Tuesday, September 3, 2013

Speaking of fear...

I mentioned in my last post how fed up I am with all the fear that comes along with pregnancy, birth, and parenthood. I remember telling a good friend of mine when I was pregnant the first time, "There are so many decisions to make about everything, and it seems like the consequence of every decision no matter which way you choose is that your baby is going to die."

That might be a little extreme. Just a little. But it sure felt that way sometimes, particularly when I was considering a homebirth last time (more on that to come later).

So, anyway, this weekend, I was looking on Craigslist for a baby swing.  It's something I hate to buy brand new because they get used for such a short amount of time.  I found one that was only 25 bucks and had a cute little barnyard theme, so I emailed the gal who was selling it to ask if it was battery powered or had the option to plug it into the wall.  To be honest, for $25, I probably would have bought it either way because while I do remember feeling like I should have bought stock in Duracell when Little Spaghetti was a newborn, that stage just doesn't last long enough for it to really matter.

But then, she emailed back.  I was in a bad mood anyway, and I probably overreacted to something that was entirely harmless.  She said, "Just batteries.  No cords for baby to choke on."

And I lost it, folks.  Not to her, of course, because I hate confrontation.  But in the privacy of my own bedroom, in my mind, it went something like this:  "Seriously! Who does this woman think she is? I ask a simple question about her swing, and she thinks I need a lecture on baby safety?? Because babies never survive having to use a swing that plugs into the wall.  And because everybody knows that the instant you have a baby, you are required to get rid of all the cords in your entire house and live like the Amish. My newborn will obviously have a future as a gymnast if she can manage to twist herself out of the swing buckles and get to the cord on the back of the damn swing..."

Was she actually lecturing me? Probably not. She was just trying to sell her swing and make a little cash.  But the point remains the same: people are not ashamed to take any opportunity to point out the potential threats to your baby's health and safety in order to get what they want from you. 

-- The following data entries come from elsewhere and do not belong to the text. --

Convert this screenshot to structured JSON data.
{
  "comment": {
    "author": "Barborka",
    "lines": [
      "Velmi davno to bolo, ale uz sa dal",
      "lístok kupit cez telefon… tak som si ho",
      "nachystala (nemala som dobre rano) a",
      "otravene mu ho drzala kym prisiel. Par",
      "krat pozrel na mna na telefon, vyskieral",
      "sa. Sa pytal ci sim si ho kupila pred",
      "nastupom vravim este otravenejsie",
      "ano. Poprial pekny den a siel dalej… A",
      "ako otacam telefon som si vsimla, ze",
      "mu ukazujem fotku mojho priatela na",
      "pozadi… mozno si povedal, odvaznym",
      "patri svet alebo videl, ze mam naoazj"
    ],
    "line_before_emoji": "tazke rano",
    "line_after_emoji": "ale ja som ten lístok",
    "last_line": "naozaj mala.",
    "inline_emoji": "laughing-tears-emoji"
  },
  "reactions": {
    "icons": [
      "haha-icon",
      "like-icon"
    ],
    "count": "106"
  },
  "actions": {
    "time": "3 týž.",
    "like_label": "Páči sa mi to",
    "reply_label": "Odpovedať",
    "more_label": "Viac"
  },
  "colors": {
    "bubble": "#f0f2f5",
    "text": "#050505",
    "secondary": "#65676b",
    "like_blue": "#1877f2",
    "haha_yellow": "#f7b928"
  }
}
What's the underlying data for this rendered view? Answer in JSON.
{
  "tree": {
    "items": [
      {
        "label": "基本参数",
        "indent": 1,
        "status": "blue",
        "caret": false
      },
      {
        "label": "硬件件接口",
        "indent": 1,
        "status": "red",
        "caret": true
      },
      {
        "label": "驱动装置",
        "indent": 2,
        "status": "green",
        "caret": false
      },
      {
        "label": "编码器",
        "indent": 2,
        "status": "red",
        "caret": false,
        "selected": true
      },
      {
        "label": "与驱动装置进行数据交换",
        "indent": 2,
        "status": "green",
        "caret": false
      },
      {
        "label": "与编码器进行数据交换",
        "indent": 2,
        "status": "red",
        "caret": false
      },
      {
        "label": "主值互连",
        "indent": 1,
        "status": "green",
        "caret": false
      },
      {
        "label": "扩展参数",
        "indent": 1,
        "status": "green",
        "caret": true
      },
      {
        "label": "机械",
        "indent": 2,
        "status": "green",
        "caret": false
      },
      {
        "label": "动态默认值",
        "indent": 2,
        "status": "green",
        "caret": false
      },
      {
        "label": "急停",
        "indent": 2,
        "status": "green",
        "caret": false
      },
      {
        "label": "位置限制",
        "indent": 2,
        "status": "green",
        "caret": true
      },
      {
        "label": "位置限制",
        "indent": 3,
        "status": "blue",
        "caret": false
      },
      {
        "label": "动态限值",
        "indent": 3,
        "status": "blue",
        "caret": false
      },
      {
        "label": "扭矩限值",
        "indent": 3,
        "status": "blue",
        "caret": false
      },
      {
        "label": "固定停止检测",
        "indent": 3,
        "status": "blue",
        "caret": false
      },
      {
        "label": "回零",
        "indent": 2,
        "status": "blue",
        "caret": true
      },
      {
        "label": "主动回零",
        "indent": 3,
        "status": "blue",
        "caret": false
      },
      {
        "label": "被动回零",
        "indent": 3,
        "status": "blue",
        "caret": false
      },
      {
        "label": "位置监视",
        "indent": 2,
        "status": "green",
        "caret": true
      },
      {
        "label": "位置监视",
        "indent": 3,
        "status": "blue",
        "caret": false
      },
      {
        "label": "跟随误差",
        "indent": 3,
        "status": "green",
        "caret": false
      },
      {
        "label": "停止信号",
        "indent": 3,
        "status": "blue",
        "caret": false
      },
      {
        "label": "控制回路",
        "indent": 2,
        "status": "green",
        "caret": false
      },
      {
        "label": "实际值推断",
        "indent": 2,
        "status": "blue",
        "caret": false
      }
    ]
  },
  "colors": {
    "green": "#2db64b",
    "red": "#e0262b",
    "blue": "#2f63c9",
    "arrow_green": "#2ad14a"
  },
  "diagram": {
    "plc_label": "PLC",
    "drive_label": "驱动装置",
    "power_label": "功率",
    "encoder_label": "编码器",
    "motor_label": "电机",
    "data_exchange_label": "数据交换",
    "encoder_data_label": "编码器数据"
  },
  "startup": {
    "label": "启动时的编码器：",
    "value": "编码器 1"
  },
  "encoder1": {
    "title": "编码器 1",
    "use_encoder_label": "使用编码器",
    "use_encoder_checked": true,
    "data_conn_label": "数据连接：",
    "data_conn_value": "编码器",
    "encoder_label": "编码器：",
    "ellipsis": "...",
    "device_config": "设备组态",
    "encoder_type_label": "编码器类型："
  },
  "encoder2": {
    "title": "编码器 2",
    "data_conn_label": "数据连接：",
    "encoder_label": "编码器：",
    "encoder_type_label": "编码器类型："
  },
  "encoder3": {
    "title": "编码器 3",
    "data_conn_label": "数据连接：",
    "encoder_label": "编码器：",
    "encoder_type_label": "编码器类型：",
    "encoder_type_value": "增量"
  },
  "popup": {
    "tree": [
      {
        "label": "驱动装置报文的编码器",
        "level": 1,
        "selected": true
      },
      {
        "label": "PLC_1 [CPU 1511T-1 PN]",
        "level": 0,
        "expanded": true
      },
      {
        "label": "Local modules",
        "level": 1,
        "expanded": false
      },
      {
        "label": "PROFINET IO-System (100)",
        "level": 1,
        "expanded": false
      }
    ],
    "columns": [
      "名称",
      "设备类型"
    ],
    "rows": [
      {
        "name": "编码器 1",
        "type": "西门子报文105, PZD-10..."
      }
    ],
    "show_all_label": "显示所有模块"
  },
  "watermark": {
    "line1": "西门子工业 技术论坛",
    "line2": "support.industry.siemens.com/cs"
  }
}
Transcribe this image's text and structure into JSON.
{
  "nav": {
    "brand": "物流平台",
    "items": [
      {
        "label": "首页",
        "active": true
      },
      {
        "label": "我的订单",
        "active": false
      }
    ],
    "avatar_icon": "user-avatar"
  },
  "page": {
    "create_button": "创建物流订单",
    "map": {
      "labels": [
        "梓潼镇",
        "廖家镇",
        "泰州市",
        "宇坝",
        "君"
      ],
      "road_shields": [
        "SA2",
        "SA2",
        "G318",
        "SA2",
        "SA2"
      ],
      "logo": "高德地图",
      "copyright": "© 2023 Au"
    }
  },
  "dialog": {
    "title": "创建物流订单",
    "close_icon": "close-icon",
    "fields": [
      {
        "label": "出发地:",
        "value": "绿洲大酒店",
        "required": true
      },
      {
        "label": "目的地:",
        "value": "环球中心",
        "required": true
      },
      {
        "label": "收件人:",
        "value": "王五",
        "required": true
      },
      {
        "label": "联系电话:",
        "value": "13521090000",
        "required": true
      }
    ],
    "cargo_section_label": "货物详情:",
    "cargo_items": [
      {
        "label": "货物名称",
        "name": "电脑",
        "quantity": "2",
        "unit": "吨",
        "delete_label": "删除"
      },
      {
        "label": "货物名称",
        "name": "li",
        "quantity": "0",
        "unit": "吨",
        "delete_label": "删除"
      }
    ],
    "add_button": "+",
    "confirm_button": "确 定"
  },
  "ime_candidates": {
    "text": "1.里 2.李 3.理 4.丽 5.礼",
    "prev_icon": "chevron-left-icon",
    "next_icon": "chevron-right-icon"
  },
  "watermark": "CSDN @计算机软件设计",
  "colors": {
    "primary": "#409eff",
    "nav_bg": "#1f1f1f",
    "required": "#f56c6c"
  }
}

And, if you want to get technical, I'm pretty sure the biggest safety threat with cords is strangulation or electrocution anyway, not choking.  Take that, Safety Monitor Craigslist Lady.

For better or worse, I think I should warn you that I've entered the whiny stage of pregnancy.  The whiny stage of pregnancy also happens to coincide with the naked stage of pregnancy.  Ok, not fully naked.  But definitely the point where I can no longer handle a shirt constantly riding up and elastic-waist jeans constantly riding down, so I am guaranteed to not be wearing one or the other any time I don't have to.  Luckily, you don't have to experience that with me.  The whining on the other hand...I'll try to keep my ranting to a minimum, but I make no guarantees.

2 comments:

  1. I don't mind reading your rants because they're always interesting, sorry to hear you're going through some fears though Lisa, everything will be okay.

    ReplyDelete
  2. I hadn't actually realized how little time (that sounds weird but I'm going with it) we would be using our swing. Avi will be four months tomorrow (woah!) and I'm thinking she's already almost too big for it. When she falls asleep she tips forward and I swear she's going knock the thing over. Not to mention that she's so heavy that I have to have the swing on the highest setting to do anything.